Re: [NISO resourcesync_d2d] ResourceSync specification -- beta draft

17 views
Skip to first unread message

Simeon Warner

unread,
Jan 30, 2013, 2:55:03 PM1/30/13
to resource...@list.niso.org, resour...@googlegroups.com
On 1/29/13 7:36 PM, Martin Klein wrote:
> We would like to share the beta draft of the ResourceSync
> specification with you. The document is currently available at:
>
> http://megalodon.lanl.gov/resync/spec/spec_draft_2013-01-29.html

I think this is in good shape, incorporation of the results of our
recent calls has resolved a number of issues. Suggested minor
corrections and comments below. I point out a few of places were the
language still assumes ZIP-only for dumps (this seems OK in the
walkthrough or specific examples but not elsewhere).

Cheers,
Simeon


1. Introduction

- I still don't think we should use <urlset> etc in the intro. I suggest
simply removing it from the bullet, it is nicely introduced later:

"o Section 3. Sitemap Document Formats describes the way in which the
<urlset> and <sitemapindex> document formats introduced by the Sitemap
protocol are used to convey synchronization related information in all
ResourceSync capabilities."
=>
"o Section 3. Sitemap Document Formats describes the way in which the
document formats introduced by the Sitemap protocol are used to convey
synchronization related information in all ResourceSync capabilities."

1.1 Motivating Examples

Simplify: "Publishing a Resource Dump that points at content packaged in
ZIP files that also contains a Resource Dump Manifest that describes the
packaged content, makes this more efficient for the client and less
burdensome for the server." => "Publishing a Resource Dump that points
to content described and packaged in ZIP files makes this more efficient
for the client and less burdensome for the server.?"

2.1 Walkthrough

I think this section reads well.

"with optimizing" -> "optimize"
"straight-forward" -> "straightforward"

2.2 Overview

"aligned" seems like an odd term to introduce, I suggest sticking with
"synchronized"

3. Sitemap Document Formats

for later: I wonder about urlset/rs:md@modified. If we want this value
inside the sitemap to match the HTTP Last-Modified then, for use cases
where the sitemap is written out to a file, it will be necessary for the
writing app to adjust the mtime (or Windows equivalent) after writing
the file. We should probably talk about this when we come to writing
some implementation guidelines. (Obviously not an issue for a dynamic
response.)

urlset/url/rs:md@change: "Defined values are create, update, and
delete..." => "Defined values are created, updated, and deleted.."
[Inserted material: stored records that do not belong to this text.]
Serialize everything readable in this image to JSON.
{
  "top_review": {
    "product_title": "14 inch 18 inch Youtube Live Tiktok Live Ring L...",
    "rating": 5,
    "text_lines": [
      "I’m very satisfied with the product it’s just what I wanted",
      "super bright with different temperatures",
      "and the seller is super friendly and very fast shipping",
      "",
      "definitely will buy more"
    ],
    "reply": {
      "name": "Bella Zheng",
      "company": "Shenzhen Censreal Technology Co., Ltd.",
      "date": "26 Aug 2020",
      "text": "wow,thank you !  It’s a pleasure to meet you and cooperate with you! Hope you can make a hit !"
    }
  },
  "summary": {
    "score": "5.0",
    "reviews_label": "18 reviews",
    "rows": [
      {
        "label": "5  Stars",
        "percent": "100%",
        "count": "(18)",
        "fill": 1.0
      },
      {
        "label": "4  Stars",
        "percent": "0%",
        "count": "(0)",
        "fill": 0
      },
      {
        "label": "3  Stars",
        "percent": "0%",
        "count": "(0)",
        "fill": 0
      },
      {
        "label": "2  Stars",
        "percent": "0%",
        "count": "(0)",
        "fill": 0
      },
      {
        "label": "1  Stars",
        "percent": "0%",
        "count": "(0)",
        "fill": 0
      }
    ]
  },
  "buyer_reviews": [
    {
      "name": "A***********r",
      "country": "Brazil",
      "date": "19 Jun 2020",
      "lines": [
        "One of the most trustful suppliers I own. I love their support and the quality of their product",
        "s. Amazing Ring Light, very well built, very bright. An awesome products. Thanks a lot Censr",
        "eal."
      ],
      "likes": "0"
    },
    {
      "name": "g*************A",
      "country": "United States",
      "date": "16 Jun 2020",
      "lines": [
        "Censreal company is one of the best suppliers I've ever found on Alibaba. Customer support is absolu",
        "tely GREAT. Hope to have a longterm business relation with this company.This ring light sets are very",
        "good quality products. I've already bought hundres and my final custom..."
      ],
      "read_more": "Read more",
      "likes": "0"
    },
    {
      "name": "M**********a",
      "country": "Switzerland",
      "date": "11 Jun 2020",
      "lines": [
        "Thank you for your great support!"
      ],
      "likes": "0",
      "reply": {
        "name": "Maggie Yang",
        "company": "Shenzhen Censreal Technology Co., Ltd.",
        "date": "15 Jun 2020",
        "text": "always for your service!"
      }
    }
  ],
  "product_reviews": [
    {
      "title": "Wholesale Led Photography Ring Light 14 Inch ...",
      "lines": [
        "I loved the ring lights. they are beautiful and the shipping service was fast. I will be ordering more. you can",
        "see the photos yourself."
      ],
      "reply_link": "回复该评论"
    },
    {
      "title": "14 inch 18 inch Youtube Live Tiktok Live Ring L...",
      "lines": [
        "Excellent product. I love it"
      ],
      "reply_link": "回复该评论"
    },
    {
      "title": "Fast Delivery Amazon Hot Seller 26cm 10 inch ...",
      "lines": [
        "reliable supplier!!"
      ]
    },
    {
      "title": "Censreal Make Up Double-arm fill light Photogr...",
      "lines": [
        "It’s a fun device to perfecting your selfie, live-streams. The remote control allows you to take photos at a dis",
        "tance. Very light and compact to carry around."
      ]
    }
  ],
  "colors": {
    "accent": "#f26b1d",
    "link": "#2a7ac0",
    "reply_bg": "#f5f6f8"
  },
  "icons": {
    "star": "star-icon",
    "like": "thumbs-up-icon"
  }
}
urlset/url/rs:md@etag: should we follow the form of the definition of
length and refer to rfc2616? Perhaps add a second sentence: "The value
of the etag attribute should be equal to the value of the ETag header in
the HTTP response as defined in RFC 2616, Sec. 3.11."

urlset/url/rs:md@path: "...in the ZIP file. That is the relative file
system path where the bitstream would reside if the ZIP were unpacked."
=> "...in the ZIP or other package file. That is the relative file
system path where the bitstream would reside if the package were unpacked."

urlset/usl/rs:ln@{etag, hash, length, modified, path, type} I think we
need to say that these apply to the related resource. Suggest changing
"Optional attributes with meanings as described above" => "Optional
attributes [describing the related resource] with meanings as above".

4.2 Resource List Index

Thanks for incorporating some of my suggestions on introducing the
index, I feel pretty happy with this section now. (I'll drop the notion
of wanting three terms since it seems that nobody else followed up on my
mail about the issue :-) )

missing " and" after the bullet for "http://example.com/resourcelist3.xml,"

5.1 Resource Dump

Should the link for "ZIP file format" be in the references?

5.1.2. Resource Dump Manifest Index

"single ZIP package" => "single package"

6.1 Change List

I think in the current form we miss the idea that a source would update
a changelist, I suggest changing in the intro paragraph: "It is up to
the Source to determine the frequency with which it publishes [or
updates] Change Lists and also the time period that the Change List covers."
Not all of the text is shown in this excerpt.